CFM International – as the incumbent exclusive supplier to Boeing’s single-aisle lines – is widely regarded as the front runner. But Pratt & Whitney – energised by the ­disruption it has caused with its geared turbofan – will certainly have other ideas.

Many believe the NMA will have a single engine choice. But, as Lockheed found out with the TriStar, there are risks with that strategy, especially as powerplant engineers are always pushing the boundaries of technology to drive further efficiency gains.

Boeing should underline its confidence in its 20-year demand forecast for 4,000-5,000 mid-market aircraft by opting for two engine suppliers, as there should be plenty of room for both to prosper. However, such a decision may prove less popular with the leasing community.

While the winners are as yet unclear, the only loser at present is Rolls-Royce, which withdrew from the NMA propulsion contest because of concerns about Boeing’s tight timetable. Cynics might say the UK manufacturer only had an ­outside chance on the NMA, given relatively limited links to Boeing – certainly compared with the strength of its Airbus ties.

That, plus the ongoing headaches R-R is giving Boeing with the Trent 1000 on the 787, is not likely to have helped Derby’s case with NMA programme chiefs.

But dropping out of the NMA race puts R-R’s product development in an interesting position. A decade ago it walked away from the opportunity to partner with P&W on the geared turbofan. If it hoped this would undermine efforts to reboot the commercial engines business in East Hartford, it was mistaken.

Indeed, R-R’s decision to pass on the re-engined single-aisle market in order to focus on creating the powerplant technology for the next all-new platform may also have misfired, given the NMA situation.

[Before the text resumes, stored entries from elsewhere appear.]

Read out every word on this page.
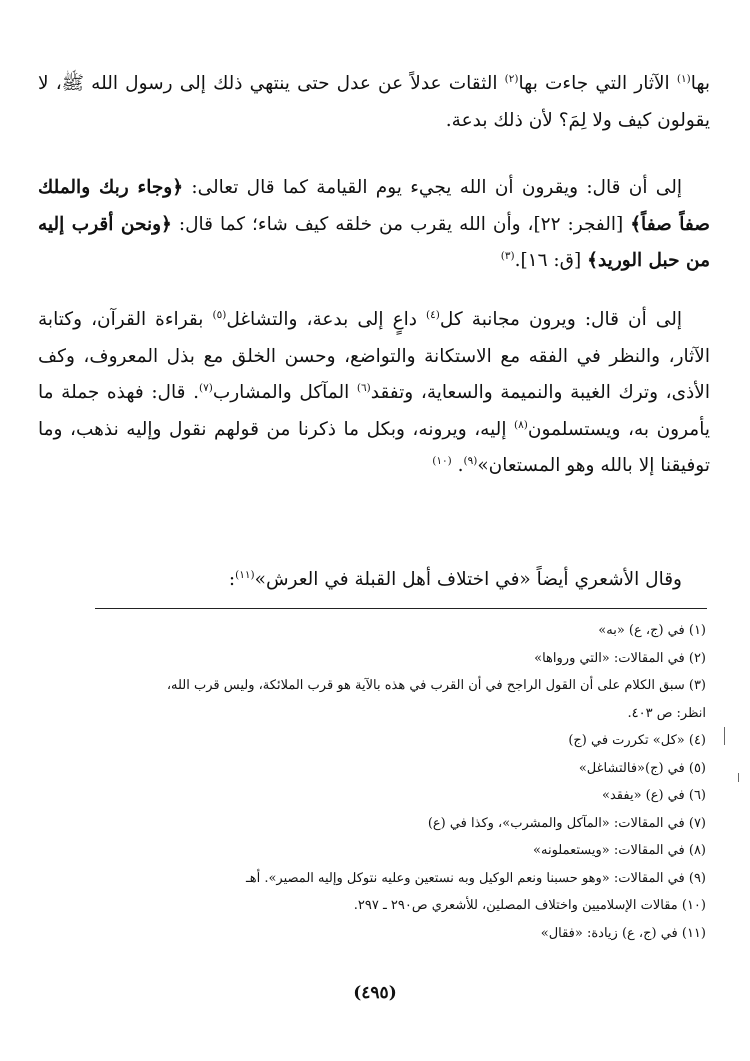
بها$^{(١)}$ الآثار التي جاءت بها$^{(٢)}$ الثقات عدلاً عن عدل حتى ينتهي ذلك إلى رسول الله ﷺ، لا يقولون كيف ولا لِمَ؟ لأن ذلك بدعة.

إلى أن قال: ويقرون أن الله يجيء يوم القيامة كما قال تعالى: ﴿وجاء ربك والملك صفاً صفاً﴾ [الفجر: ٢٢]، وأن الله يقرب من خلقه كيف شاء؛ كما قال: ﴿ونحن أقرب إليه من حبل الوريد﴾ [ق: ١٦].$^{(٣)}$

إلى أن قال: ويرون مجانبة كل$^{(٤)}$ داعٍ إلى بدعة، والتشاغل$^{(٥)}$ بقراءة القرآن، وكتابة الآثار، والنظر في الفقه مع الاستكانة والتواضع، وحسن الخلق مع بذل المعروف، وكف الأذى، وترك الغيبة والنميمة والسعاية، وتفقد$^{(٦)}$ المآكل والمشارب$^{(٧)}$. قال: فهذه جملة ما يأمرون به، ويستسلمون$^{(٨)}$ إليه، ويرونه، وبكل ما ذكرنا من قولهم نقول وإليه نذهب، وما توفيقنا إلا بالله وهو المستعان»$^{(٩)}$. $^{(١٠)}$

وقال الأشعري أيضاً «في اختلاف أهل القبلة في العرش»$^{(١١)}$:

(١) في (ج، ع) «به»
(٢) في المقالات: «التي ورواها»
(٣) سبق الكلام على أن القول الراجح في أن القرب في هذه بالآية هو قرب الملائكة، وليس قرب الله،
انظر: ص ٤٠٣.
(٤) «كل» تكررت في (ج)
(٥) في (ج)«فالتشاغل»
(٦) في (ع) «يفقد»
(٧) في المقالات: «المآكل والمشرب»، وكذا في (ع)
(٨) في المقالات: «ويستعملونه»
(٩) في المقالات: «وهو حسبنا ونعم الوكيل وبه نستعين وعليه نتوكل وإليه المصير». أهـ
(١٠) مقالات الإسلاميين واختلاف المصلين، للأشعري ص٢٩٠ ـ ٢٩٧.
(١١) في (ج، ع) زيادة: «فقال»
(٤٩٥)
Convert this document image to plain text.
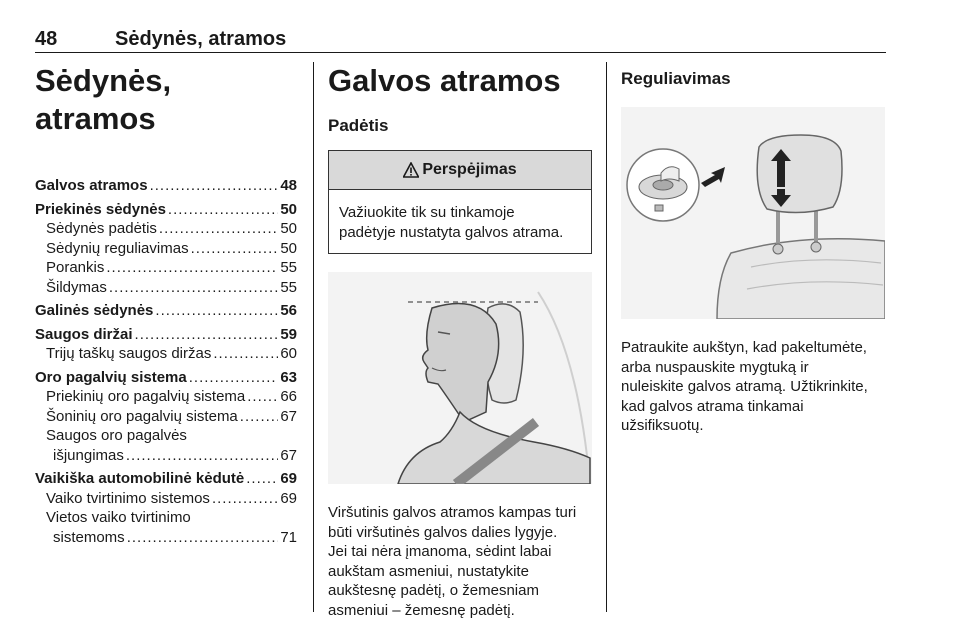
48	Sėdynės, atramos
Sėdynės, atramos
Galvos atramos .....	48
Priekinės sėdynės .....	50
Sėdynės padėtis .....	50
Sėdynių reguliavimas .....	50
Porankis .....	55
Šildymas .....	55
Galinės sėdynės .....	56
Saugos diržai .....	59
Trijų taškų saugos diržas .....	60
Oro pagalvių sistema .....	63
Priekinių oro pagalvių sistema ..... 66
Šoninių oro pagalvių sistema .....	67
Saugos oro pagalvės
išjungimas .....	67
Vaikiška automobilinė kėdutė ..... 69
Vaiko tvirtinimo sistemos .....	69
Vietos vaiko tvirtinimo
sistemoms .....	71
Galvos atramos
Padėtis
Perspėjimas
Važiuokite tik su tinkamoje
padėtyje nustatyta galvos atrama.

Viršutinis galvos atramos kampas turi

būti viršutinės galvos dalies lygyje.

Jei tai nėra įmanoma, sėdint labai

aukštam asmeniui, nustatykite

aukštesnę padėtį, o žemesniam

asmeniui – žemesnę padėtį.

Reguliavimas

Patraukite aukštyn, kad pakeltumėte,

arba nuspauskite mygtuką ir

nuleiskite galvos atramą. Užtikrinkite,

kad galvos atrama tinkamai

užsifiksuotų.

The jury is out on when either of the current narrowbody lines will run out of road – but, given their backlogs, that is unlikely to occur within the next decade.

For R-R, the most promising opportunity is probably a powerplant for any A350-based response by Airbus to counter Boeing’s 777X. The challenge will be to avoid the distraction of the Trent 1000 and ensure that, this time, the OEM’s deadline is not missed.